Presently we came opposite lower New York. Although the fog concealed the outlines of the buildings, their lights showed through. This first hour of dark is best, before the day's work is done and while as yet all of the windows are lighted. The Woolworth Tower was suffused in a soft and shadowy light. The other buildings showed like mountains of magic pin-pricks. It was as though all the constellations of heaven on a general bidding had met for conference.

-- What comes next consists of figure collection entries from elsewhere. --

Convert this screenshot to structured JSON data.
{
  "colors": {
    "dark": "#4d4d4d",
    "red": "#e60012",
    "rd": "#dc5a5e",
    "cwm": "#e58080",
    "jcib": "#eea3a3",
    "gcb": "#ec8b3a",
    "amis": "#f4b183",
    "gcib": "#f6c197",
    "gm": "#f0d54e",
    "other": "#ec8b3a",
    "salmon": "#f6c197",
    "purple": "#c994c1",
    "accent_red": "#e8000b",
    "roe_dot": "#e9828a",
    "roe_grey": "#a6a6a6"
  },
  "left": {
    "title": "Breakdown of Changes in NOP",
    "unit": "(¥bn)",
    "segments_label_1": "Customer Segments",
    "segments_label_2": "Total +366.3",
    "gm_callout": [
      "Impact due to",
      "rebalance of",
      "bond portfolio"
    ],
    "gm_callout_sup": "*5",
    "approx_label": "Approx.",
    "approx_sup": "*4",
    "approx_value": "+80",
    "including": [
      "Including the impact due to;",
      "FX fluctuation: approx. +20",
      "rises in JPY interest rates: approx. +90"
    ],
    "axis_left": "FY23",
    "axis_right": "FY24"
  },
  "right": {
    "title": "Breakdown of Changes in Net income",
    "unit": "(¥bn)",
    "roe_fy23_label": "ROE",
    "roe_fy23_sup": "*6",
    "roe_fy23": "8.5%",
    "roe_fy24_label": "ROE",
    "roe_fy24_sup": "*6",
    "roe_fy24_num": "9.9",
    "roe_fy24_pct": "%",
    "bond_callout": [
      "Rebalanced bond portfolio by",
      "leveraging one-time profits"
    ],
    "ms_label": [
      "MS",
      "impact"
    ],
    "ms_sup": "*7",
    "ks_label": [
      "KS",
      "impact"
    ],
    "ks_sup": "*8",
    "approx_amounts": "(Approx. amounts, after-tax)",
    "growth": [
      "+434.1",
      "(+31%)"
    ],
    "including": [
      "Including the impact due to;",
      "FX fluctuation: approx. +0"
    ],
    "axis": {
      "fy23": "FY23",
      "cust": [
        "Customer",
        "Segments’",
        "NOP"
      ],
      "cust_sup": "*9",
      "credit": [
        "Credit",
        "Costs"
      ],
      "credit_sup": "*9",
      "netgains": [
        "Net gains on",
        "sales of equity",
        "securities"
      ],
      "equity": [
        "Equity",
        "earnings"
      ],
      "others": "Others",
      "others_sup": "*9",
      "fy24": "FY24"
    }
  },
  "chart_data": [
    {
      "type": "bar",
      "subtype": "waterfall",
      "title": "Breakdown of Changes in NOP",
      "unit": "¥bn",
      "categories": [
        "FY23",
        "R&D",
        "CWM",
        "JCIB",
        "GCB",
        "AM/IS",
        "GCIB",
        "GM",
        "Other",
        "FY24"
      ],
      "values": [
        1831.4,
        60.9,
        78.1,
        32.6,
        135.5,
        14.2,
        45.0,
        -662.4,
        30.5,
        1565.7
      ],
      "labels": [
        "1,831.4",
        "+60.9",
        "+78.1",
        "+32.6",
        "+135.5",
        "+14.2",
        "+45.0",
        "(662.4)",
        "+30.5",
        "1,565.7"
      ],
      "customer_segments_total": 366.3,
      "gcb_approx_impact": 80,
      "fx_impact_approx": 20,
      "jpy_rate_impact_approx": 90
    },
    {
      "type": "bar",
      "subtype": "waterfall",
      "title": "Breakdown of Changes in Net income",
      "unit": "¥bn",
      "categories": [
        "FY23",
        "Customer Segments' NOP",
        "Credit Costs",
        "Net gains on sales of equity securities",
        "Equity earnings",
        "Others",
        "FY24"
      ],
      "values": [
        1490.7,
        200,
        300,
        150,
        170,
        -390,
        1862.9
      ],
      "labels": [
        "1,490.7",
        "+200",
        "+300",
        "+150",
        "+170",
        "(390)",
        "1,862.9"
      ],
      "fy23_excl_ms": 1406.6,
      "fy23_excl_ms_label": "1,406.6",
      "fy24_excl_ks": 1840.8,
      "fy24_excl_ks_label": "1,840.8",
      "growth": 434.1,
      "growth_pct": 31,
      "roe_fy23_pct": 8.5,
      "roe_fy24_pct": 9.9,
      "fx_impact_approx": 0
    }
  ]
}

The man of Grub Street, having by this time somewhat dispelled the fumes of dullness from his head, descends from his ferry boat and walks to his quiet park. There is a dull roar from the elevated railway on Third Avenue where the last of the day's crowd goes home. The sidewalks are becoming empty. There is a sheen of water on the pavement. In the winter murk there is a look of Thackeray about the place as though the Sedleys or the Osbornes might be his neighbors. If there were a crest above his bell-pull he might even expect Becky Sharp in for tea.

Now that Spring is here

When the sun set last night it was still winter. The persons who passed northward in the dusk from the city's tumult thrust their hands deep into their pockets and walked to a sharp measure. But a change came in the night. The north wind fell off and a breeze blew up from the south. Such stars as were abroad at dawn left off their shrill winter piping--if it be true that stars really sing in their courses--and pitched their voices to April tunes. One star in particular that hung low in the west until the day was up, knew surely that the Spring had come and sang in concert with the earliest birds. There is a dull belief that these early birds shake off their sleep to get the worm. Rather, they come forth at this hour to cock their ears upon the general heavens for such new tunes as the unfaded stars still sing. If an ear is turned down to the rummage of worms in the earth--for to the superficial, so does the attitude attest--it is only that the other ear may be turned upward to catch the celestial harmonies; for birds know that if there is an untried melody in heaven it will sound first across the clear pastures of the dawn. All the chirping and whistling from the fields and trees are then but the practice of the hour. When the meadowlark sings on a fence-rail she but cons her lesson from the stars.